Christmas came and went… no tears shed, although it felt like I was going to on several occasions.

So another year has gone by.  Every year marks one more that I’ve been without him. Every year is one closer to longer without him than I was with him.  That frightens me.

It’s been almost 5 years since he got sick.  4 1/2 since he died. And while my future looks fucking amazing… I miss the future that isn’t.

But it’s a happy New Year.  Despite being mostly alone, I’m surrounded by people who love me… I am blessed with many friends and a whole ‘nother family.

I hope your New Year shows promise of joy and laughter.  If you’re reading this, fresh out from the loss of someone you love, know that it doesn’t get better, but it gets different. The pain you feel now will become a part of you, and you will feel joy again. It’s not the same as before…there’s always a thread of sadness and missing your person that will run through everything, but it becomes a part of who you are and the laughter and joy will be genuine.

You’re not alone, no matter how alone you feel right now. There’s a whole community you can reach out to – starting with me.  And I can help you find someone closer if you’re looking for someone in your time zone.

Happy New Year to all my widda peeps and to all the friends and family who have been there for me the last 5 years.

happy-new-year-wishes

How are You Feeling?

Four years ago I wrote this post about how I was feeling, 2 days before Christmas, 6 months post-loss.

Yesterday, when the post popped up in my “On This Day” memories feed… I looked at it and thought how drastically my life has changed in the past four years.

Four years ago I was devastated, and trying to put on a “happy” face for my children.

Three years ago I was in a new relationship… it was our first (and only) together, and we had been fighting and it was MISERABLE.

Tree Decorating night  2013

Two years ago my boys and I made our Christmas together. We created happy-ish memories.

christmas-tree

Last year, I was in Edmonton, welcoming in a new life.  I was witness to my grandson’s birth, spent a Christmas with all my children (although missing one grandchild), and while there was some misery/crappy bits about it, being able to be there for my daughter and enjoy the time made it incredibly awesome.

This year?  This year I’m engaged. I have two days, one of which I’m spending with my lovely little grandson, to complete Christmas crafts, do my Christmas baking, finish decorating the tree (and house if I want to go there), and get things cleaned before my future in-laws arrive. There is SO much joy in my life right now.

It’s amazing how much life can change.

And yet… there’s still part of me that misses… that’s teary… that wants to succumb to the sadness.  I won’t.  Not this year.  But I may take a few minutes… just on my own. To remember.

That moment when…

… Christmas is coming and the stress of missing him is getting harder to handle.

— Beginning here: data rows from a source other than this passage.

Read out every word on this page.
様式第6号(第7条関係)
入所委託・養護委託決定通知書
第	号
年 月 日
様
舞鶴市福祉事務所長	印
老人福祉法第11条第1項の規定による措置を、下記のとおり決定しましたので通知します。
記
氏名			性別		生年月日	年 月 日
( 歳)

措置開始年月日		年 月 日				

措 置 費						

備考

… you’re focussed on everything Christmas and every single moment is blocked off between Christmas crafting and school stuff.

… you’re getting more and more on edge… snapping at those you love.

… your amazing fiance calls you on what is really bugging you… pokes the “Mark box” you’ve been trying to keep closed inside your heart and emotions.

… you fall apart… in his arms…

… he just lets you cry

… he spends time doing all the amazing things that make you feel incredibly safe and loved…

… he tells you he loves you and that it’s ok, the grief storms will always be there and he’ll be the shelter you need.

I finally told him about my nightmares. And the visitation.  And he held me while I cried.

I am so very grateful for the man who will weather my storms.  I am so incredibly lucky to have found a man who loves me to pieces…and picks me up and puts me back together when I fall apart.